Monday 15 November 2010

Reading and writing

I still feel a moment of 'they're reading our books over there' parochial pride when I see New Zealand children's and YA authors getting mentioned in international magazines and blogs. In this piece on returning to reading YA fiction, American writer Elizabeth Bachner bookends her article with observations on Margaret Mahy's The Changeover

In the beginning of Margaret Mahy’s The Changeover, a teenage girl in New Zealand, Laura, picks up a bottle of shampoo called Paris. There’s a picture on it, of a lovely girl with the Eiffel Tower behind her bare shoulder, but the label is forced to tell the truth in tiny print: “Made in New Zealand, it said, Wisdom Laboratories, Paraparaumu.”

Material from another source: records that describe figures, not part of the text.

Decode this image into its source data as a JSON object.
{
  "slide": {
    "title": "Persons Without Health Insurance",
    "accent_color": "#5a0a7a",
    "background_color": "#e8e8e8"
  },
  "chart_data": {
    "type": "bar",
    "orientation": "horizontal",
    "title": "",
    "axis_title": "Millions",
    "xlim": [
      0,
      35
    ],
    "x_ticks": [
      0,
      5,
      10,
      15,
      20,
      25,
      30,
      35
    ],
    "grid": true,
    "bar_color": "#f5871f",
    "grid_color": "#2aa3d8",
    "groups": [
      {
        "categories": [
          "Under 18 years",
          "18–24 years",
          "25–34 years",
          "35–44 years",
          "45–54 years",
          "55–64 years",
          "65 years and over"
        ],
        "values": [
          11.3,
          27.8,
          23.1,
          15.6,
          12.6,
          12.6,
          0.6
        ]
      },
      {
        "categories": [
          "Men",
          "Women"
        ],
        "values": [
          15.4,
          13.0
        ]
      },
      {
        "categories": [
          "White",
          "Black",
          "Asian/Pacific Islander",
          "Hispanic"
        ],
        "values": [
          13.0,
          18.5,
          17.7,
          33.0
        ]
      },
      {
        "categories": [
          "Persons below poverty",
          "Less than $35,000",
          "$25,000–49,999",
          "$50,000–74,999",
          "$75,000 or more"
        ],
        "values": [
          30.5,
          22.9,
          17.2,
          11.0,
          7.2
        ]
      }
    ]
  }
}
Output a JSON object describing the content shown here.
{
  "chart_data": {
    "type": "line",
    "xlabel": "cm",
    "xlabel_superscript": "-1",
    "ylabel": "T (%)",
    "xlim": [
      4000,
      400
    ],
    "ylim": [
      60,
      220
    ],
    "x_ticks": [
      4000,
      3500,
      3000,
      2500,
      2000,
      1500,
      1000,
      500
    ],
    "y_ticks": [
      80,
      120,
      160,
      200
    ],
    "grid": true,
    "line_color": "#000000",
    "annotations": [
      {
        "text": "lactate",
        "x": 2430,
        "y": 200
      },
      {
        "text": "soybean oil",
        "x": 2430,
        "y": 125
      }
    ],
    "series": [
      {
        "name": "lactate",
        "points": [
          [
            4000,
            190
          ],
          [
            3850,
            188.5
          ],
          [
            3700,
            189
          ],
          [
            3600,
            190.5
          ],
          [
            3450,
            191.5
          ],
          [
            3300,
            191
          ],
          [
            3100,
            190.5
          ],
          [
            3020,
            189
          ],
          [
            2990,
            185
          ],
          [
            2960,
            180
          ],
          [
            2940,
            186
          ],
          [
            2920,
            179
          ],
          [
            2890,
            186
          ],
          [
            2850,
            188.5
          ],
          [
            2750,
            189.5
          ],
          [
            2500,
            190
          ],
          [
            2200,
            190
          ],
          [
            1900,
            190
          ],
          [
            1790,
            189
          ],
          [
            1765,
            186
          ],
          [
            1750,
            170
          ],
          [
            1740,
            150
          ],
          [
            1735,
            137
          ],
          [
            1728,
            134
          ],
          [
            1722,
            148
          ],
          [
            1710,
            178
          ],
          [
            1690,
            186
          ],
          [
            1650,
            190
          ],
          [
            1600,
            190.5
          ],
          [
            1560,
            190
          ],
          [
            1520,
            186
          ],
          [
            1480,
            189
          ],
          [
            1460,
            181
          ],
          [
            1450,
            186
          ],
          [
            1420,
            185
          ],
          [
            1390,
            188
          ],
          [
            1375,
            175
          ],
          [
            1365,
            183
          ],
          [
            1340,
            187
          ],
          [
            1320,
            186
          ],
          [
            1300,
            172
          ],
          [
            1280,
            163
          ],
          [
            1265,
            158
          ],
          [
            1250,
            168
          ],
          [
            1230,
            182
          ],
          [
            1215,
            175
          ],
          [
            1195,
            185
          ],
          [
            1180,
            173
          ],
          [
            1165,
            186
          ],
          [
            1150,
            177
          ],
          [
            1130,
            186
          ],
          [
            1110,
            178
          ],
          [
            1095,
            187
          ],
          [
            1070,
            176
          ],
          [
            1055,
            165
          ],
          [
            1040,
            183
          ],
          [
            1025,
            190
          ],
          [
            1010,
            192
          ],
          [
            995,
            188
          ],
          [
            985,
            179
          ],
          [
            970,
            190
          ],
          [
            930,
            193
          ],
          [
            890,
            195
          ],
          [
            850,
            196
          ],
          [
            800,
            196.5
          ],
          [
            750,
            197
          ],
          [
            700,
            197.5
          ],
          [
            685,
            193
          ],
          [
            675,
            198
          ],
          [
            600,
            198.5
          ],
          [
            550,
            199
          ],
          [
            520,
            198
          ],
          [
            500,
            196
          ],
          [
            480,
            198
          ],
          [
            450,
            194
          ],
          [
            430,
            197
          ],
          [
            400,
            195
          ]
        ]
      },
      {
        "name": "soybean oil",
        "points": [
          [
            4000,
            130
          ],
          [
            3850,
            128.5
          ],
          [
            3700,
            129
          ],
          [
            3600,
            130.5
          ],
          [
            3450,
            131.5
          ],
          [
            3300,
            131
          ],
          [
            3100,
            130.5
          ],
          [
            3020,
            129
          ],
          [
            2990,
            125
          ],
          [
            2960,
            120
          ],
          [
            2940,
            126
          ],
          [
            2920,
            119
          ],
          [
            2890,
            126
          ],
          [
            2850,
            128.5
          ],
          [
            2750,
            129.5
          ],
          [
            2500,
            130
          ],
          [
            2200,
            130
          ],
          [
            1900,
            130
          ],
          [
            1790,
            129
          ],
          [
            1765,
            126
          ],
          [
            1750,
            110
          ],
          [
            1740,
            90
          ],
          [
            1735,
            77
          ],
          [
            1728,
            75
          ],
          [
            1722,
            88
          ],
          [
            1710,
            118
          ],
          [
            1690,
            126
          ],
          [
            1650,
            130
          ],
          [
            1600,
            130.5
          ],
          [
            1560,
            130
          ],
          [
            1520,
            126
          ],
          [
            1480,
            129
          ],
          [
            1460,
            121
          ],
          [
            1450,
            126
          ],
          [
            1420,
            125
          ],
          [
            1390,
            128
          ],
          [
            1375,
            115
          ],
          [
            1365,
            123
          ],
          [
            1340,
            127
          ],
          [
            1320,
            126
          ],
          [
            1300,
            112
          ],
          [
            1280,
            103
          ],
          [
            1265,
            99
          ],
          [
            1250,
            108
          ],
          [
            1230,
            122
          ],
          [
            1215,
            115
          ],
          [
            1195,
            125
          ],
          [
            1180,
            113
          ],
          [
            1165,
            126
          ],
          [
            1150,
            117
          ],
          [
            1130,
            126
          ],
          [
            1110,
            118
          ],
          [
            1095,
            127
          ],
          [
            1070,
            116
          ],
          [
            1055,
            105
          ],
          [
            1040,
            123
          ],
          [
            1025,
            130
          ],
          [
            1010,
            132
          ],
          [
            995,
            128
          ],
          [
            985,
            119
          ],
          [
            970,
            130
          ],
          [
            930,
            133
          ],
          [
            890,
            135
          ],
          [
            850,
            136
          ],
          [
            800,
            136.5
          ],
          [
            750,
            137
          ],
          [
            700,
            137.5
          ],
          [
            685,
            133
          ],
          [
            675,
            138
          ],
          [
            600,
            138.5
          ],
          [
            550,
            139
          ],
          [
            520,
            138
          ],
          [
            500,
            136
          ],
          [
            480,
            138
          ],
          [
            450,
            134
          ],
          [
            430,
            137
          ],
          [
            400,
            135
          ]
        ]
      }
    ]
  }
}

Just for a moment Laura had a dream of washing her hair and coming out from under the shower to find that she was not only marvelously beautiful but transported to Paris. However, there was no point in washing her hair if she were only going to be moved as far as Paraparaumu. Besides, she knew her hair would not dry in time for school, and she would spend half the morning with chilly ears. These were facts of everyday life, and being made in New Zealand was another. You couldn’t really think your way into being another person with a different morning ahead of you, or shampoo yourself into a beautiful city full of artists drinking wine and eating pancakes cooked in brandy.

If I need a good blow-out, I pick up Cormac McCarthy's All the Pretty Horses. McCarthy's fatalism - his utter refusal to give you an easy ending - and his sparse, diamond-hard writing leaves me undone every time. So naturally, I'm inclined to disagree with Allen Barra over his argument that Larry McMurty's Lonesome Dove is a better Western than McCarthy's Blood Meridian. Then I recall that I haven't read either book, and update my Goodreads to-read list.*

Lev Grossman, author and Time magazine's book critic, blogs about the two kinds of writers: soloists and thieves. I wonder if this applies to artists as well? I know some artists who are particularly porous, and going to a new show is an experiment in guessing what they've been looking at recently.

I don’t understand how the Soloists do it. It’s like they’re sailing across the Atlantic without instruments — coolly, no map, no reference points, just navigating by the feel of the tiller. The Soloists I know avoid other novels like the plague when they’re writing. It’s like reading them will pollute their pure bloodlines or something.

As a Thief, I don’t have that need for purity. But I would give anything for that sense of absolute direction. Like perfect pitch — Soloists don’t need to tune to anything. To go back to the navigation metaphor, I’m constantly checking my GPS and taking sextant readings and heaving the log and shooting azimuths and God knows what else, just to make sure I haven’t wandered off the map into some bizarre territory where I’ve forgotten that sentences are supposed to have verbs in them or something.

In the New Republic, Elizabeth D. Samet writes about using Sherlock Holmes to teach first-year students at West Point. Samet is trying to tell her students that the knowledge they already have is importnant, and that the knowledge that they pick up as they move through life will be useful in unexpected ways:

I’ve taken to visiting 221B Baker Street on the first day of class because I can’t think of anyone who leverages knowledge more effectively.

I ask my students to read a passage near the beginning of A Study in Scarlet (the detective’s first appearance), in which Dr. Watson vainly attempts to itemize precisely what Holmes knows: next to nothing about literature, philosophy, astronomy, and politics; “practical” but idiosyncratic facts of botany, geology, anatomy, and British law; the most minute details of chemistry and “sensational literature.” After concluding his list by noting that Holmes not only “plays the violin well” but is also “an expert singlestick player, boxer, and swordsman,” Watson throws it into the fire “in despair” of ever figuring out what kind of profession could possibly require this eclectic catalogue of “accomplishments.”

Finally, two medical memoirs:


*Has anyone else ever been put off reading Lonesome Dove because the title sounds too like The Thorn Birds and you're still recovering from the you-knew-it-was-wrong-even-at-the-time pleasure of reading the latter in your early teens? Anyone?